I've been caught. He gulped and closed his
eyes, waiting for the killing blow . . . that never came.

 
          
 
He blinked, rolled over, and his pack slipped
across his back. He reached up and rubbed his head, knowing a lump was going to
form. What had hit him? He fumbled around with his good arm and felt his pack.
The stone wood.

 
          
 
Some hero.
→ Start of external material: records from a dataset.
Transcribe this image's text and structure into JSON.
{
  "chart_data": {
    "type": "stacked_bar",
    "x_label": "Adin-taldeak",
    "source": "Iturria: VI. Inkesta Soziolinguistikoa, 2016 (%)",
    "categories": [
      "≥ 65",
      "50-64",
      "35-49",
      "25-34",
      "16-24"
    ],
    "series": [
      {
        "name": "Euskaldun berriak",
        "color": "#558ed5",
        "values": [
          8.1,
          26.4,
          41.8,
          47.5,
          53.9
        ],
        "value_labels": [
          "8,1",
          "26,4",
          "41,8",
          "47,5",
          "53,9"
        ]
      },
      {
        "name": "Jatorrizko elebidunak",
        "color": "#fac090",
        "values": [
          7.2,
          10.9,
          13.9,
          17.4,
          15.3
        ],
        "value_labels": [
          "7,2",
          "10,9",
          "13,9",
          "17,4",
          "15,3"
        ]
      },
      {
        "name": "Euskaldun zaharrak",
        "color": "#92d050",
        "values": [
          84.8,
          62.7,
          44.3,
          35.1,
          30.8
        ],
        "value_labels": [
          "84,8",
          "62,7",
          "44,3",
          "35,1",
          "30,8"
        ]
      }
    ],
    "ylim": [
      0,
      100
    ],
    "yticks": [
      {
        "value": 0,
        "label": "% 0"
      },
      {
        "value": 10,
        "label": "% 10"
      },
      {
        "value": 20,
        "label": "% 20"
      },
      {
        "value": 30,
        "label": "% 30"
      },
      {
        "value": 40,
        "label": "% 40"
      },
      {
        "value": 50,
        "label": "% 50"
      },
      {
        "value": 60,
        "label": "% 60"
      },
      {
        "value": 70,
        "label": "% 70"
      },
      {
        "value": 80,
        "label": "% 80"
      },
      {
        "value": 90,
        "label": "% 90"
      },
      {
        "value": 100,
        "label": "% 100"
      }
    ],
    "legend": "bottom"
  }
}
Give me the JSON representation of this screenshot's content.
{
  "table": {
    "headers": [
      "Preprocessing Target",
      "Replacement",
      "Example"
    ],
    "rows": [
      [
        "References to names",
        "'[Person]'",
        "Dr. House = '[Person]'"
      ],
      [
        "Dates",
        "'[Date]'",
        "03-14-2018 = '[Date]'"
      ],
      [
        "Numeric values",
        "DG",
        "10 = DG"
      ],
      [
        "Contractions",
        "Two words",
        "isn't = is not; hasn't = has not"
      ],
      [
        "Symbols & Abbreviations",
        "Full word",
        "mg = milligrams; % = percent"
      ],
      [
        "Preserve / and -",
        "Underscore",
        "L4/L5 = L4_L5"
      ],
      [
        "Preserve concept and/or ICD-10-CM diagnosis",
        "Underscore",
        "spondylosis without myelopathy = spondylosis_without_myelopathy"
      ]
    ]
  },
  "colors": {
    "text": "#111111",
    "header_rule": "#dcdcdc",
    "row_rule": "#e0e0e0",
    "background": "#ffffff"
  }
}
You almost knocked yourself out.

 
          
 
''Hurry!'' The voice seemed to twine out of
the air.

 
          
 
He climbed to his feet and darted forward to
hide in the shadow of a lodge. He placed his ear against the cover, but heard
nothing. He crept around the side of the lodge, craning his neck until he made
out a group of people outlined in the fire's glow.

 
          
 
Bad Belly took a deep breath and rushed to the
shadow of the next lodge. Piles of things lay scattered around it: looted packs
and
parfleches
, robes, dog travois, and lodge covers.
He started forward, step by step. The chatter of voices alerted him. Warriors
were coming. He dropped to the ground and curled himself into a ball amidst the
wreckage.

 
          
 
The two warriors stopped several paces away
and continued their conversation. Urine pattered on the ground.